On second thought, this is actually just what I need, with a small
modification: only call set_trace_func when the request to stop comes
in, and then call set_trace_func(nil) when threads are restarted.

For example:

th = Thread.new do
loop do
sleep 0.1
puts “alive!”
end
end

sleep 0.3

puts “stopping”
stopper = proc {|event, file, line, id, binding, classname|
Thread.stop if Thread.current == th
}
set_trace_func stopper

sleep 1

puts “starting”
set_trace_func nil
th.wakeup

sleep 0.3

The output is:

alive!
alive!
stopping
starting
alive!
alive!
alive!

(There’s about a 1 sec delay between the “stopping” and “starting”
lines, as desired.)

So, thanks for the suggestion, Daniel. I just didn’t consider it closely
enough before, because I was scared away by set_trace_func.
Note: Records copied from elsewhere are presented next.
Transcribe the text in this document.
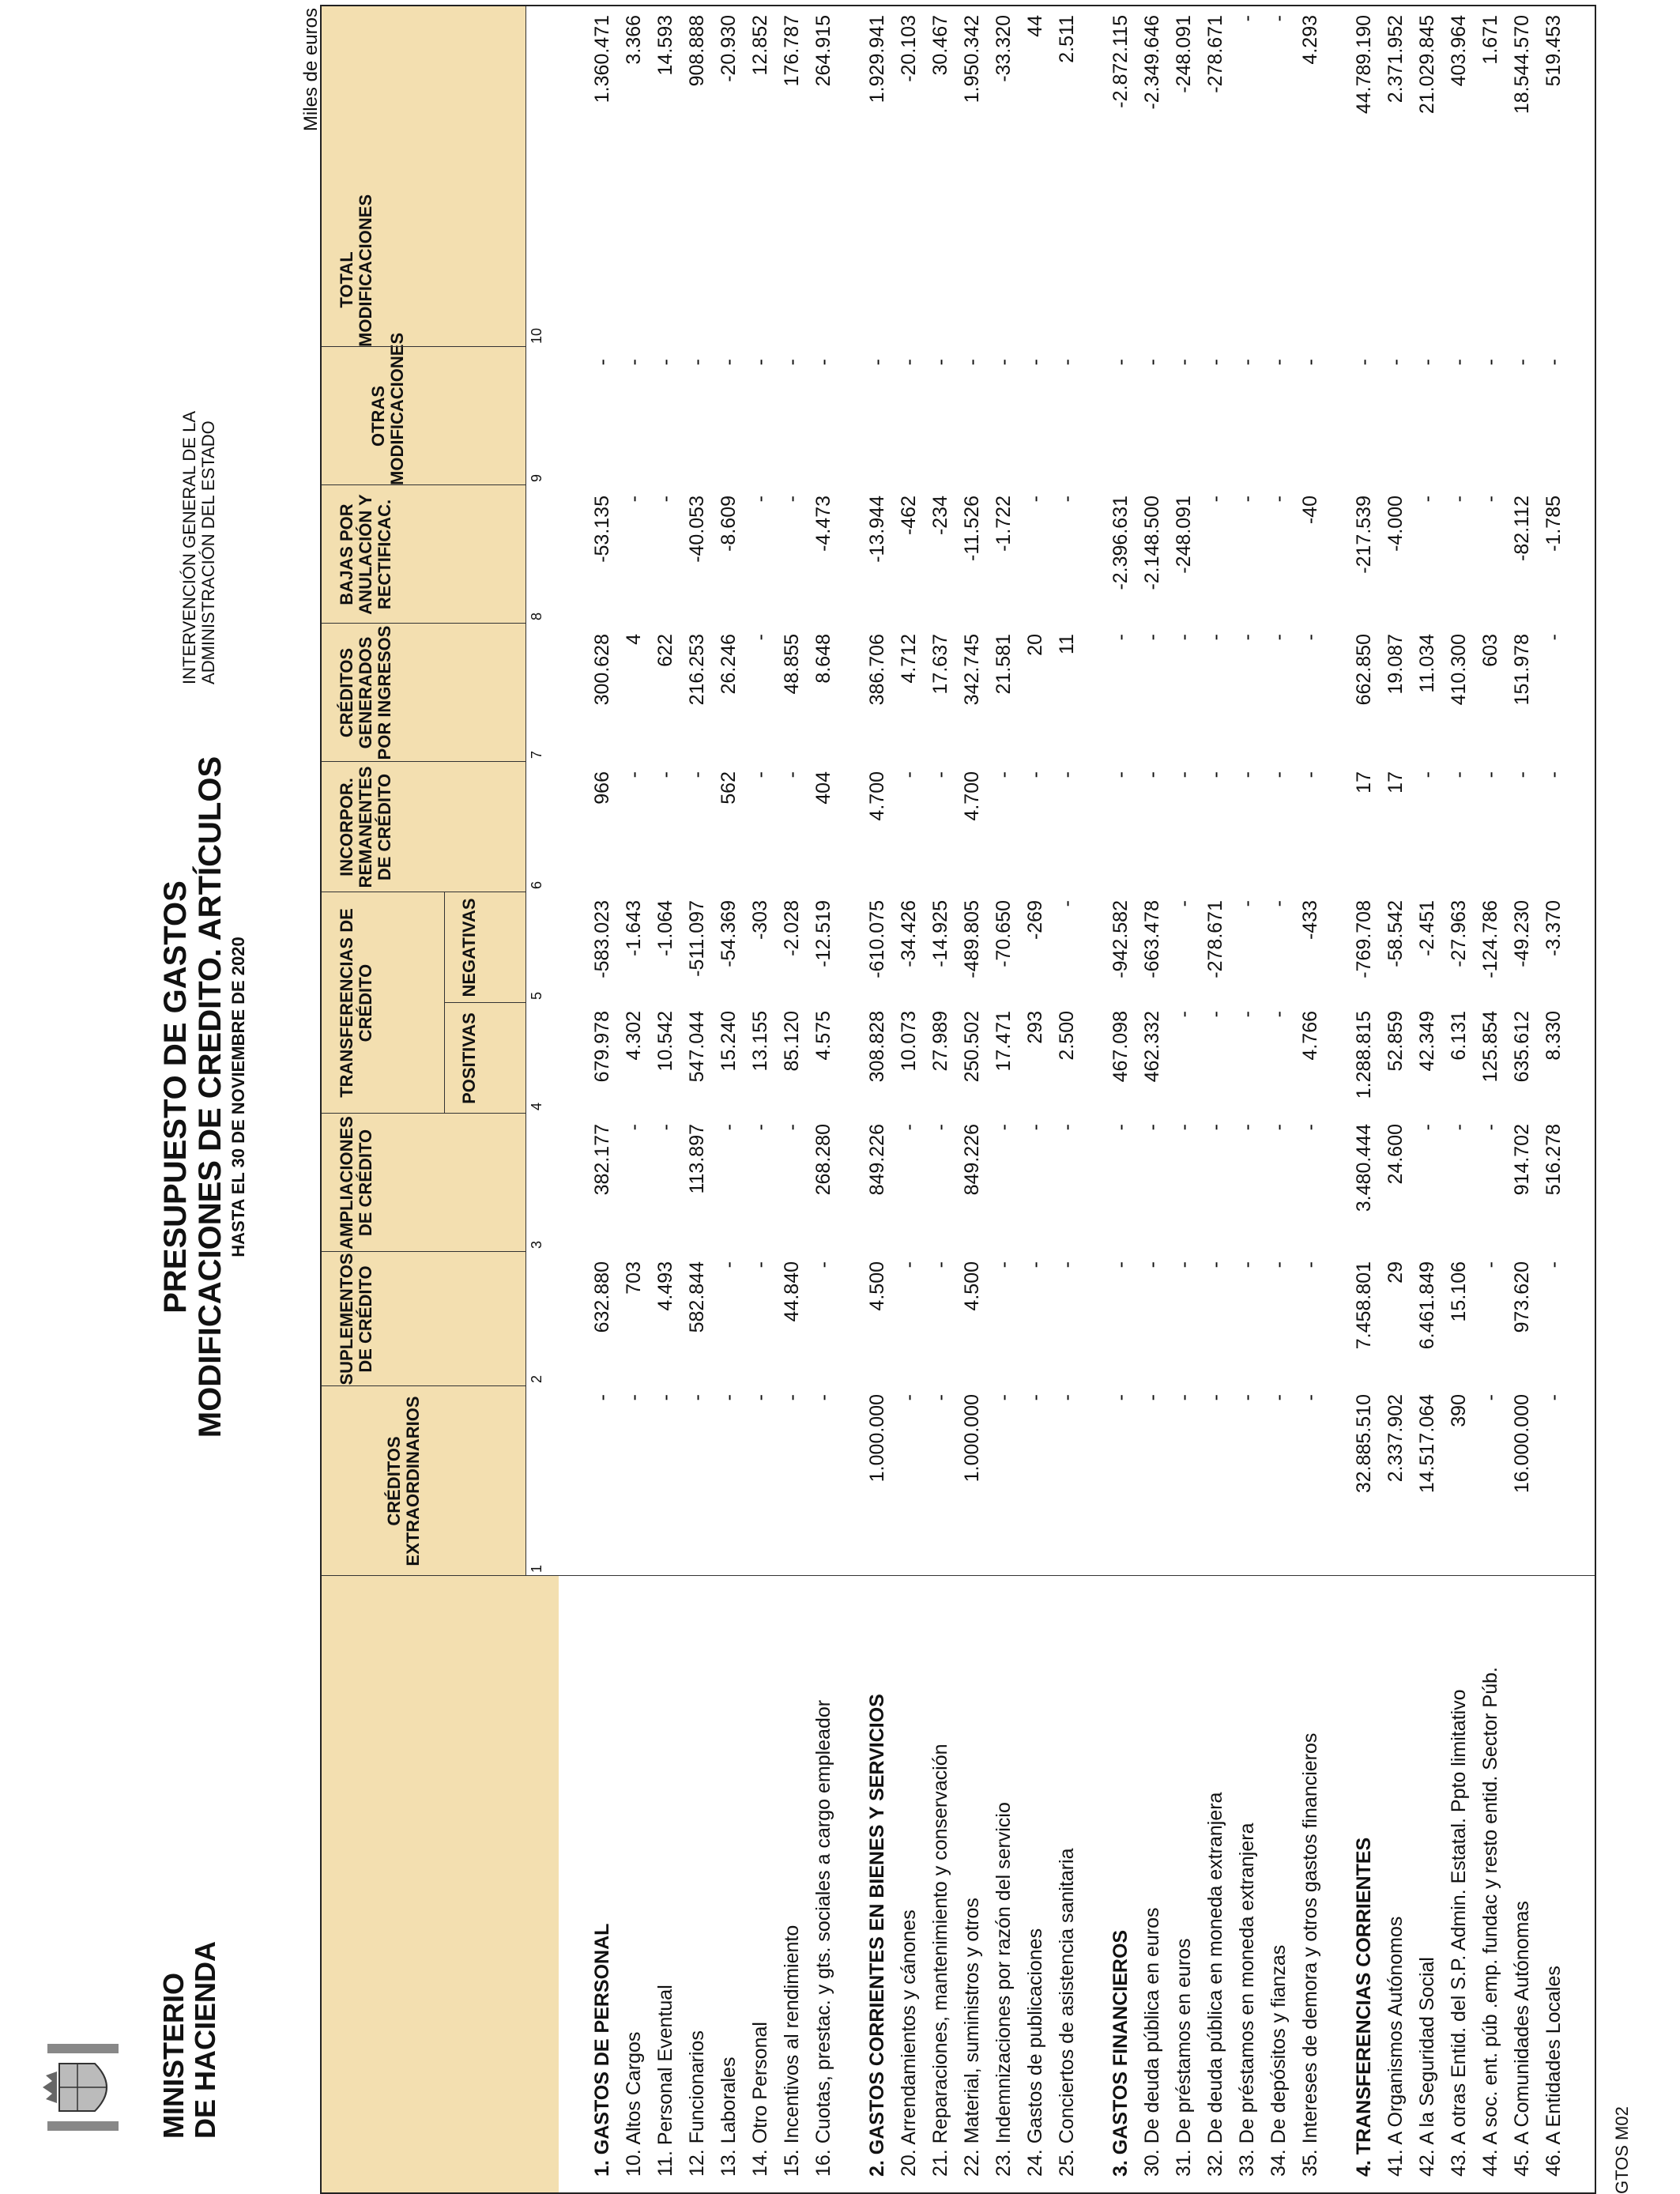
MINISTERIO DE HACIENDA
PRESUPUESTO DE GASTOS MODIFICACIONES DE CREDITO. ARTÍCULOS HASTA EL 30 DE NOVIEMBRE DE 2020
INTERVENCIÓN GENERAL DE LA ADMINISTRACIÓN DEL ESTADO
Miles de euros
CRÉDITOS EXTRAORDINARIOS
SUPLEMENTOS DE CRÉDITO
AMPLIACIONES DE CRÉDITO
TRANSFERENCIAS DE CRÉDITO
POSITIVAS
NEGATIVAS
INCORPOR. REMANENTES DE CRÉDITO
CRÉDITOS GENERADOS POR INGRESOS
BAJAS POR ANULACIÓN Y RECTIFICAC.
OTRAS MODIFICACIONES
TOTAL MODIFICACIONES
1
2
3
4
5
6
7
8
9
10
1. GASTOS DE PERSONAL
-
632.880
382.177
679.978
-583.023
966
300.628
-53.135
-
1.360.471
10. Altos Cargos
-
703
-
4.302
-1.643
-
4
-
-
3.366
11. Personal Eventual
-
4.493
-
10.542
-1.064
-
622
-
-
14.593
12. Funcionarios
-
582.844
113.897
547.044
-511.097
-
216.253
-40.053
-
908.888
13. Laborales
-
-
-
15.240
-54.369
562
26.246
-8.609
-
-20.930
14. Otro Personal
-
-
-
13.155
-303
-
-
-
-
12.852
15. Incentivos al rendimiento
-
44.840
-
85.120
-2.028
-
48.855
-
-
176.787
16. Cuotas, prestac. y gts. sociales a cargo empleador
-
-
268.280
4.575
-12.519
404
8.648
-4.473
-
264.915
2. GASTOS CORRIENTES EN BIENES Y SERVICIOS
1.000.000
4.500
849.226
308.828
-610.075
4.700
386.706
-13.944
-
1.929.941
20. Arrendamientos y cánones
-
-
-
10.073
-34.426
-
4.712
-462
-
-20.103
21. Reparaciones, mantenimiento y conservación
-
-
-
27.989
-14.925
-
17.637
-234
-
30.467
22. Material, suministros y otros
1.000.000
4.500
849.226
250.502
-489.805
4.700
342.745
-11.526
-
1.950.342
23. Indemnizaciones por razón del servicio
-
-
-
17.471
-70.650
-
21.581
-1.722
-
-33.320
24. Gastos de publicaciones
-
-
-
293
-269
-
20
-
-
44
25. Conciertos de asistencia sanitaria
-
-
-
2.500
-
-
11
-
-
2.511
3. GASTOS FINANCIEROS
-
-
-
467.098
-942.582
-
-
-2.396.631
-
-2.872.115
30. De deuda pública en euros
-
-
-
462.332
-663.478
-
-
-2.148.500
-
-2.349.646
31. De préstamos en euros
-
-
-
-
-
-
-
-248.091
-
-248.091
32. De deuda pública en moneda extranjera
-
-
-
-
-278.671
-
-
-
-
-278.671
33. De préstamos en moneda extranjera
-
-
-
-
-
-
-
-
-
-
34. De depósitos y fianzas
-
-
-
-
-
-
-
-
-
-
35. Intereses de demora y otros gastos financieros
-
-
-
4.766
-433
-
-
-40
-
4.293
4. TRANSFERENCIAS CORRIENTES
32.885.510
7.458.801
3.480.444
1.288.815
-769.708
17
662.850
-217.539
-
44.789.190
41. A Organismos Autónomos
2.337.902
29
24.600
52.859
-58.542
17
19.087
-4.000
-
2.371.952
42. A la Seguridad Social
14.517.064
6.461.849
-
42.349
-2.451
-
11.034
-
-
21.029.845
43. A otras Entid. del S.P. Admin. Estatal. Ppto limitativo
390
15.106
-
6.131
-27.963
-
410.300
-
-
403.964
44. A soc. ent. púb .emp. fundac y resto entid. Sector Púb.
-
-
-
125.854
-124.786
-
603
-
-
1.671
45. A Comunidades Autónomas
16.000.000
973.620
914.702
635.612
-49.230
-
151.978
-82.112
-
18.544.570
46. A Entidades Locales
-
-
516.278
8.330
-3.370
-
-
-1.785
-
519.453
GTOS M02
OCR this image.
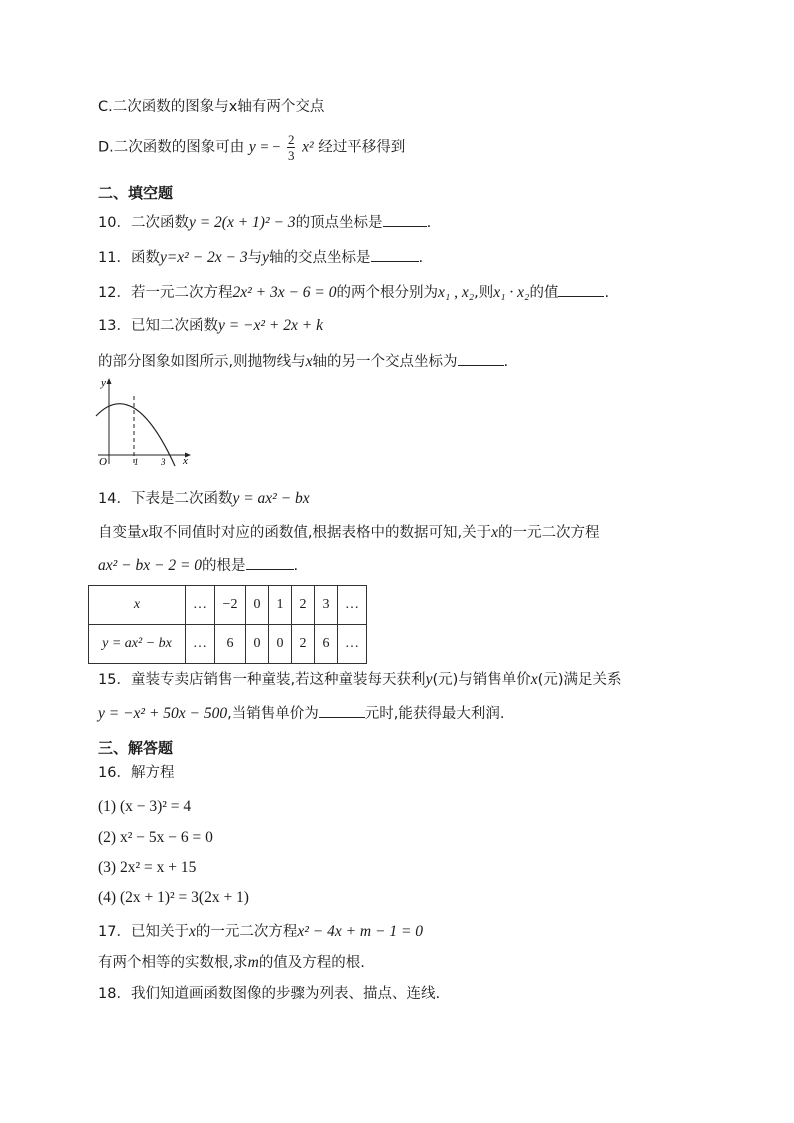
C.二次函数的图象与x轴有两个交点
D.二次函数的图象可由 y = − $\frac{2}{3} x^2$ 经过平移得到
二、填空题
10．二次函数y = 2(x + 1)² − 3的顶点坐标是	.
11．函数y=x² − 2x − 3与y轴的交点坐标是	.
12．若一元二次方程2x² + 3x − 6 = 0的两个根分别为x₁ , x₂,则x₁ · x₂的值	.
13．已知二次函数y = −x² + 2x + k
的部分图象如图所示,则抛物线与x轴的另一个交点坐标为	.
y
x
O	1	3
14．下表是二次函数y = ax² − bx
自变量x取不同值时对应的函数值,根据表格中的数据可知,关于x的一元二次方程
ax² − bx − 2 = 0的根是	.
x	…	−2	0	1	2	3	…
y = ax² − bx	…	6	0	0	2	6	…
15．童装专卖店销售一种童装,若这种童装每天获利y(元)与销售单价x(元)满足关系
y = −x² + 50x − 500,当销售单价为	元时,能获得最大利润.
三、解答题
16．解方程
(1) (x − 3)² = 4
(2) x² − 5x − 6 = 0
(3) 2x² = x + 15
(4) (2x + 1)² = 3(2x + 1)
17．已知关于x的一元二次方程x² − 4x + m − 1 = 0
有两个相等的实数根,求m的值及方程的根.
18．我们知道画函数图像的步骤为列表、描点、连线.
And with a little extra work, one can use this to approximate
Thread#backtrace as well as Thread#stop (neither of which exist):

th = Thread.new do
loop do
sleep 0.1
puts “alive!”
end
end

sleep 0.3

puts “stopping”
stopper = proc {|event, file, line, id, binding, classname|
if Thread.current == th
puts caller.join("\n from ")
Thread.stop
end
}
set_trace_func stopper

sleep 1

puts “starting”
set_trace_func nil
th.wakeup

sleep 0.3

alive!
alive!
stopping
thread-stop.rb:6
from thread-stop.rb:6
from thread-stop.rb:4
from thread-stop.rb:3
starting
alive!
alive!
alive!

(This is only approximate because the thread isn’t stopped until after
the interpreter finishes whatever current ruby primitive is evaluating,
but it’s good enough for my purposes.)